The CRTC has issued the question to the Federal Court of Appeal regarding the applicability of the Broadcasting Act to ISPs.


  1. CRTC Issues Questions for Federal Ct on ISPs and Broadcast Act
    In light of the recent Net Neutrality Hearing and the request for the re-examination of the CAIP vs Bell throttling ruling this looks messed up.

    The CRTC seems to be asking questions based on their muddling of the terms ISP, Reseller and Wholesale and then asking the Court to rule based on this misinformation.

    If you ask an invalid question you usually get an invalid answer. 🙁


  2. Unfortunately
    the CTRC doesn’t seem to have the technical expertise necessary to do their job, or if they do the folks in charge are ignoring them. For instance, the calls for CanCon on an ISP. What next? The laws of electromagnetic propagation are changed to enforce CanCon? After all, the ISP provides the pipe to get the signal to the destination, just like a radio signal.

    That having been said, it does get into a grey area where the major ISPs in Canada are also actively involved in content production. This also has implications into Net Neutrality. Perhaps the best bet would be for the media concentration in Canada to be reduced or even eliminated.
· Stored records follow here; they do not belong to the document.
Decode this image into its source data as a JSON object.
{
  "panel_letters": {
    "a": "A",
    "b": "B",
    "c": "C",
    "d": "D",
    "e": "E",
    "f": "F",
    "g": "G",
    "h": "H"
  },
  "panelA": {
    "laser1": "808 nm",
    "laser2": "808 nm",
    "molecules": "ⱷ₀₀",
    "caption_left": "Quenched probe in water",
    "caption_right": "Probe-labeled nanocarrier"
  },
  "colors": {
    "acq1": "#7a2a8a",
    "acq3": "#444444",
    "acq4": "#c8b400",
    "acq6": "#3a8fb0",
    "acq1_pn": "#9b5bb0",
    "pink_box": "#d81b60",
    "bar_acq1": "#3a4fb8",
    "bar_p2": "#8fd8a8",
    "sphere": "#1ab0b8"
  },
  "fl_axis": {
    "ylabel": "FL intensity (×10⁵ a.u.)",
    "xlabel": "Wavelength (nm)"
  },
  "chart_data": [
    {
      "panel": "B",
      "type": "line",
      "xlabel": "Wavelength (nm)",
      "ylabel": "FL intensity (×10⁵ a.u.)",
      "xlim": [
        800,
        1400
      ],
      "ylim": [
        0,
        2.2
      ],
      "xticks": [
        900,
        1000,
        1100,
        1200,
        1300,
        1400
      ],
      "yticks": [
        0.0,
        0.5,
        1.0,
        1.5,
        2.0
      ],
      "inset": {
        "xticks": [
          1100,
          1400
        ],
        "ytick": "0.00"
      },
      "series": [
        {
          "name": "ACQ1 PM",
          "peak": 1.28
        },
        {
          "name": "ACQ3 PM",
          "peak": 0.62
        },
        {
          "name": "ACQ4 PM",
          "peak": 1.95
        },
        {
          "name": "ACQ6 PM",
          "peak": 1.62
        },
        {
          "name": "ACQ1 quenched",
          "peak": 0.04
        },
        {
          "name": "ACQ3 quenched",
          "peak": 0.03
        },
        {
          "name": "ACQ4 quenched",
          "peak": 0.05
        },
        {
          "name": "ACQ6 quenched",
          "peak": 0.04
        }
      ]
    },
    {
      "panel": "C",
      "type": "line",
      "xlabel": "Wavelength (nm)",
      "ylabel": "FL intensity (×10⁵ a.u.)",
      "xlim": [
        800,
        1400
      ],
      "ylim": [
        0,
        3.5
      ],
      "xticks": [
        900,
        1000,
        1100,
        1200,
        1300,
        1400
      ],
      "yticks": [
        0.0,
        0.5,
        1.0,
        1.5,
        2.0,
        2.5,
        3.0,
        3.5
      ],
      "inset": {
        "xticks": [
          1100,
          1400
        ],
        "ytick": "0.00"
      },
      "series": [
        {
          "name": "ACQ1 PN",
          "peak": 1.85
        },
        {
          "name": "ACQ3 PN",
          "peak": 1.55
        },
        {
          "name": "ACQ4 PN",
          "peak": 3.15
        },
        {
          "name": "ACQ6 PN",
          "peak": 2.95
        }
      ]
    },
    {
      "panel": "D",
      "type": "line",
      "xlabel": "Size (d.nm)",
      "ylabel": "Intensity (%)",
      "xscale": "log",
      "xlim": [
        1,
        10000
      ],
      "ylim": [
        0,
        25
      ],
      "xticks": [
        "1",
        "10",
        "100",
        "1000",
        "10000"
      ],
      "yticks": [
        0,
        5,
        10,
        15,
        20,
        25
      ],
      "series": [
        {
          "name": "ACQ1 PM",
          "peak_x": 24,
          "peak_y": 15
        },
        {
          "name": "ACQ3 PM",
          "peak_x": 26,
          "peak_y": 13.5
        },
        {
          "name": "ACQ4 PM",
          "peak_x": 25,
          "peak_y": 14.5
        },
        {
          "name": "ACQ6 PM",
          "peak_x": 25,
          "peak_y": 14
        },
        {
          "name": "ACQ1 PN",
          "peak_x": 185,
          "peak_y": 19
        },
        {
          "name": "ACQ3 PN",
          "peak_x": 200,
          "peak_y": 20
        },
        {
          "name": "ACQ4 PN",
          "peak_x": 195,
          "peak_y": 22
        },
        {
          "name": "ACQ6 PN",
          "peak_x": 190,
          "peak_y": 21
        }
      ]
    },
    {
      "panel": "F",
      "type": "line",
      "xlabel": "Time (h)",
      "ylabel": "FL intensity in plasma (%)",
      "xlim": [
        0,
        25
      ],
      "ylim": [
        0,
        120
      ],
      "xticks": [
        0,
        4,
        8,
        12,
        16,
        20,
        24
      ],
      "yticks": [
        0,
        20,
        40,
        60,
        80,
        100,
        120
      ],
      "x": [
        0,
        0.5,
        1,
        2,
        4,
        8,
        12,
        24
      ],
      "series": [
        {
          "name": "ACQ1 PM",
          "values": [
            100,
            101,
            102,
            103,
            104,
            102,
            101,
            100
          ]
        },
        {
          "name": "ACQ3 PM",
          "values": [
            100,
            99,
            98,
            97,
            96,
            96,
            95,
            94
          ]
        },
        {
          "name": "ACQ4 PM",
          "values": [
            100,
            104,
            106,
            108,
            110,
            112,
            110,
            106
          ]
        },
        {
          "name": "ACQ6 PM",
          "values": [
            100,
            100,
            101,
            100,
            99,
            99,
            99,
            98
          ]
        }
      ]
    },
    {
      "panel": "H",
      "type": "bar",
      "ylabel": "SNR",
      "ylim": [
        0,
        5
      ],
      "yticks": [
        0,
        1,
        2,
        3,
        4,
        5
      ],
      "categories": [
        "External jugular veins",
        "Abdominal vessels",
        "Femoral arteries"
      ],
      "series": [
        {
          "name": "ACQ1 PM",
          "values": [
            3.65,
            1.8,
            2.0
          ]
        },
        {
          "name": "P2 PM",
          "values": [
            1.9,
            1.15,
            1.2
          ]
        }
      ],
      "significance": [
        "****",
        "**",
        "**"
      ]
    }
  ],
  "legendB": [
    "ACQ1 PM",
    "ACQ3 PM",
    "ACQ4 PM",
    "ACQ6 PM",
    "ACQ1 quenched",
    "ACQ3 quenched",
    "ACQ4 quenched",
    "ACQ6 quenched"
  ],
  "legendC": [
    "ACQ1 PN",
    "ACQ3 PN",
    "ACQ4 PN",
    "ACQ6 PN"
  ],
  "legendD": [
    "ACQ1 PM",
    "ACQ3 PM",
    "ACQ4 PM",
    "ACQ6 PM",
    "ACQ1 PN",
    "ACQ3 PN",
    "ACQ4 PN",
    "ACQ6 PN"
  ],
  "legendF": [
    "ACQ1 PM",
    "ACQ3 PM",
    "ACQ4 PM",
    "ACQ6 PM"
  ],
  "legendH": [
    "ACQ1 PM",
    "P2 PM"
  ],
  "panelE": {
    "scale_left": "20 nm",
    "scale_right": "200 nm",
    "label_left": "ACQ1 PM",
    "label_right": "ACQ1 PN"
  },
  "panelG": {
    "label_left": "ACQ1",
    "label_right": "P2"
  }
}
  3. Maynard G. Krebs says:

    The CRTC needs to shoot all its lawyers
    In their document in section 9, the CRTC writes “9.
    …. The issue that arose in the proceeding is limited to whether ISPs are carrying on, in whole or in part, “broadcasting undertakings” subject to the Broadcasting Act when they provide access through the Internet to broadcasting requested by end-users. …..”

    The answer is right there…the end user REQUESTED content from a BROADCASTER. This is no different than a TV viewer flipping the channel to the local CBC station on an over-the-air link. CBC is the Broadcaster. The medium is the “ether” or more correctly electromagnetic propagation through air.

    On the ‘internet’, it’s still electromagnetic propagation being requested, only the medium of transmission is different – but that doesn’t make the ISP a broadcaster.

    Those clowns at the CRTC need to take courses in formal logic.

  4. Not screwed up at all
    This makes perfect sense. It’s a matter of jurisdiction. Remember that the CRTC serves two separate masters … the Department of Industry for the Telecommunications act and the Heritage Ministry for the the Broadcast Act. The internet is blurring that distinction in being content providers as well as common carriers. It comes down to which law applies and in what precedence if both apply.

  5. Vaudevillian says:

    Vary screwed up
    Putting it under the broadcast act will allow ISP’s more options to do what ever with their network and label the internet as luxury and not a telecommunications network. I use the internet dor everything I do. Running my business, you know things like phone calls, emails, advertising, news, gaming and much more.

    I hope the courts say no again. This is bell and rogers trying to get the internet under a tight noose.